Subjects (n = 503) were randomly selected from the general population in Costa Rica. A validated food-frequency questionnaire that inquired about dietary intake in the previous year was administered once to each subject. Each subject provided plasma and an adipose tissue biopsy, which were used as biomarkers for carotenoid, tocopherol and/or fatty acid intakes. Each subject also answered another questionnaire on personal profile and household characteristics.
A dietitian visited all subjects and conducted the interviews at their homes.
Adult male and female free-living rural, suburban and urban Costa Ricans without a history of physical or mental disability.
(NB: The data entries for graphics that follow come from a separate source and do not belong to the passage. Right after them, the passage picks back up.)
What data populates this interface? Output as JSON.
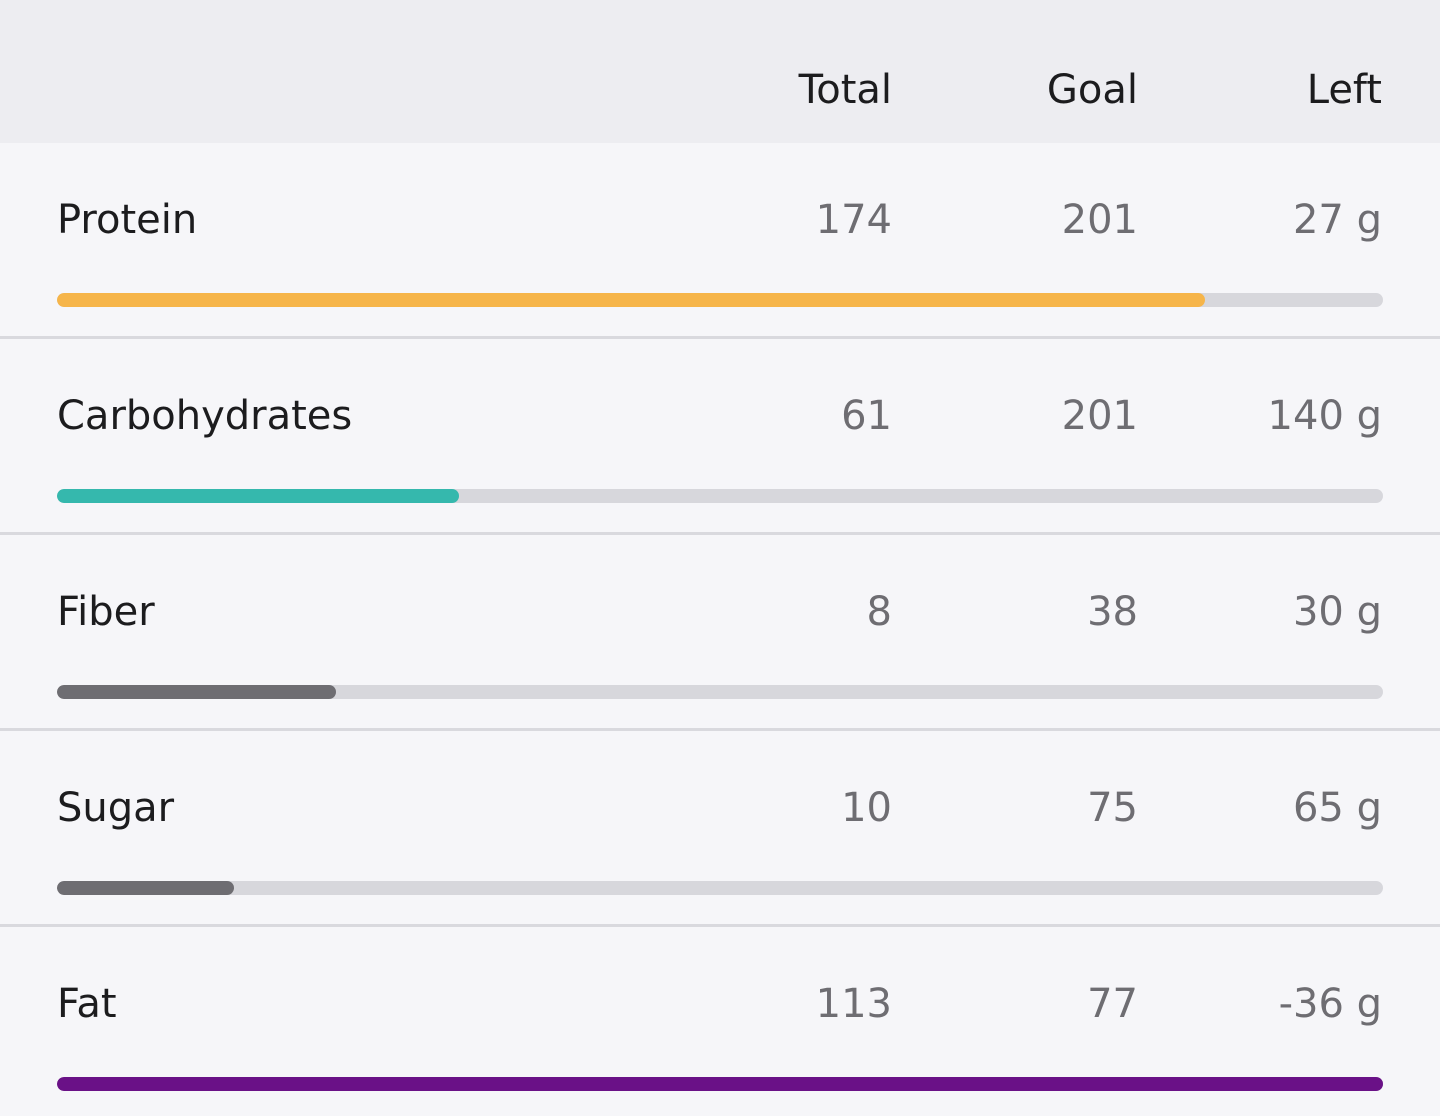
{
  "header": {
    "columns": [
      "Total",
      "Goal",
      "Left"
    ]
  },
  "rows": [
    {
      "name": "Protein",
      "total": 174,
      "goal": 201,
      "left": "27 g",
      "color": "#f6b54a"
    },
    {
      "name": "Carbohydrates",
      "total": 61,
      "goal": 201,
      "left": "140 g",
      "color": "#35b8ad"
    },
    {
      "name": "Fiber",
      "total": 8,
      "goal": 38,
      "left": "30 g",
      "color": "#6e6d72"
    },
    {
      "name": "Sugar",
      "total": 10,
      "goal": 75,
      "left": "65 g",
      "color": "#6e6d72"
    },
    {
      "name": "Fat",
      "total": 113,
      "goal": 77,
      "left": "-36 g",
      "color": "#6a1187"
    }
  ]
}
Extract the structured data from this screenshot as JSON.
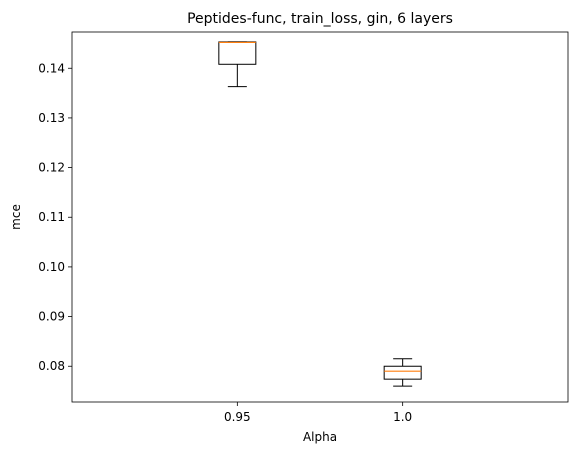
{
  "chart_data": {
    "type": "box",
    "title": "Peptides-func, train_loss, gin, 6 layers",
    "xlabel": "Alpha",
    "ylabel": "mce",
    "categories": [
      "0.95",
      "1.0"
    ],
    "ylim": [
      0.0728,
      0.1473
    ],
    "yticks": [
      "0.08",
      "0.09",
      "0.10",
      "0.11",
      "0.12",
      "0.13",
      "0.14"
    ],
    "yticks_values": [
      0.08,
      0.09,
      0.1,
      0.11,
      0.12,
      0.13,
      0.14
    ],
    "boxes": [
      {
        "category": "0.95",
        "whisker_low": 0.1363,
        "q1": 0.1408,
        "median": 0.1452,
        "q3": 0.1453,
        "whisker_high": 0.1453
      },
      {
        "category": "1.0",
        "whisker_low": 0.076,
        "q1": 0.0774,
        "median": 0.079,
        "q3": 0.08,
        "whisker_high": 0.0815
      }
    ],
    "colors": {
      "box": "#000000",
      "median": "#ff7f0e"
    },
    "grid": false,
    "legend": "none"
  }
}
Subjects in rural areas were significantly (P < 0.05) more active physically, earned less income and had a higher intake of dietary fibre than urban dwellers. Urban residents reported a significantly (P < 0.05) higher consumption of total fat, specifically unsaturated fat mostly from soyabean oil, and had higher plasma and adipose tissue tocopherol and lycopene concentrations. Interestingly, no differences in body mass index were observed.
These data show differences in cardiovascular disease (CVD) risk factors of rural and urban populations in Costa Rica. In rural areas, low socio-economic status and low intake of unsaturated fatty acids appear to be the prevalent CVD risk factors, while in urban areas they were low physical activity, high trans-fatty acids in the diet and adipose tissue, and low dietary fibre intake.